First to you, Denmark boy: I don't know where you read that an alt-az mounted scope is good for astrophotography or CCD imaging, cut they clearly are not. Your suspicions are confirmed. With the exception of the Meade LX200 and 90 series mounted alt-az with a specialized corrector, a straight alt-az scope is for visual use only. As the LX200 & 90 series start at around $1500US, this may well be out of reach to you at present. Dobs can be outfitted with an equatorial plate and a motorized drive, but this also runs into money. If astrophotography is something you think you would like to persue, then I would suggest you get a good reflector on a German Equatorial Mount(which is refered to as a GEM). Equipped with a motorized drive and a guide scope, these will take beautiful pictures. Orion has a very nice 8 inch on a GEM outfitted with dual-drives for both declination and right ascension for $598US that also comes with a CD of The Sky Version 5 Level 2:

Take your time. Don't rush into purchasing a telescope(or anything else), best to be absolutely sure and not kick yourself later on!

Regards a 6" or 8" telescope, while the 6" is quite capable of showing you a great wealth of deep sky objects(DSO's in the trade), it is a well-known fact that the 8" will allow one to see far more detail.
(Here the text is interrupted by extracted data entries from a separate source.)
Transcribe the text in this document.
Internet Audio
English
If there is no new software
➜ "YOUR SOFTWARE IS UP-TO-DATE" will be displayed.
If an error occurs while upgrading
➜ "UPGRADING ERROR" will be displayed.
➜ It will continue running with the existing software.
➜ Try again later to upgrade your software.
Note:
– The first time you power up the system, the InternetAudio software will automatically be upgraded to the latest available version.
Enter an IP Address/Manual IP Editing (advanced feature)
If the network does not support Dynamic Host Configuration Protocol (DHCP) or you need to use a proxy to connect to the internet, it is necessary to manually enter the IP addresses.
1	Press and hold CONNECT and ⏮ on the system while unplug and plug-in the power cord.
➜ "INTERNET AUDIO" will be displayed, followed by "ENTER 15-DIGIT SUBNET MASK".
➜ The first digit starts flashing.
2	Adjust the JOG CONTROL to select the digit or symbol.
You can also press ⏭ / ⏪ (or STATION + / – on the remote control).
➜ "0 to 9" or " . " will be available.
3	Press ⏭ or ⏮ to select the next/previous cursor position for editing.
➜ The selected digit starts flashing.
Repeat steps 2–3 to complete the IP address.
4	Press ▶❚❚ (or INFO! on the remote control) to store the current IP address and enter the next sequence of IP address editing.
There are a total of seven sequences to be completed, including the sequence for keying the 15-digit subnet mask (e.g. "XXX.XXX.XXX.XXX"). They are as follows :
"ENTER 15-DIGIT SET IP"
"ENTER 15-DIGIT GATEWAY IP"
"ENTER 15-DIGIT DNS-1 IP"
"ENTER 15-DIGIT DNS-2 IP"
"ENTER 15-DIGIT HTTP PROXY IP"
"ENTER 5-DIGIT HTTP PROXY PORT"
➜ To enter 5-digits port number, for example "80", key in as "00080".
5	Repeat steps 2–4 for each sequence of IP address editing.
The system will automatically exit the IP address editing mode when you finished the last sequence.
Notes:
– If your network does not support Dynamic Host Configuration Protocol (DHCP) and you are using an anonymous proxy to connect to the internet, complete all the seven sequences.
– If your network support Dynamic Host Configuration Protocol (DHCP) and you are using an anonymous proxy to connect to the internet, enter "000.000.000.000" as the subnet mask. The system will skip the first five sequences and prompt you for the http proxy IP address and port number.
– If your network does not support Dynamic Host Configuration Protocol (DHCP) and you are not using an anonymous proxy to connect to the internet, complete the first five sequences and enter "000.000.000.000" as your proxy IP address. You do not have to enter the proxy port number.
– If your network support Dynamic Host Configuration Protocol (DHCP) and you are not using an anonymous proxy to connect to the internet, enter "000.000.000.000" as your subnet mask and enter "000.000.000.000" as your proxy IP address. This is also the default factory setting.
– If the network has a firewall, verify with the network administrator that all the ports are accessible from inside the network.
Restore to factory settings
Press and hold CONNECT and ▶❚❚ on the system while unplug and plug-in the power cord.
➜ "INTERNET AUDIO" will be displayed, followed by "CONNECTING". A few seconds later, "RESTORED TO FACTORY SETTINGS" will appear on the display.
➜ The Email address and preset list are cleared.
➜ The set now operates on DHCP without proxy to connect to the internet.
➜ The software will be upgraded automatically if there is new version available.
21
M13 is resolved to the core in the 8", whereas the 6" shows it as a fuzzy ball for example. The 6" would be a good choice if you were planning on mostly viewing the planets and other solar system denizens. But if you wish to go "far out", I would highly recommend the 8". The same is true of refractors. While a 5" refractor makes an excellent planetary scope, one would want a 6" for going way out there. This would cost around $1,000 to manage. This is one reason that most people opt for reflectors - either Dobs or mounted on a GEM - over refractors. More aperture for the money. In the last analysis: You would be happier with an 8", rather than a 6" scope.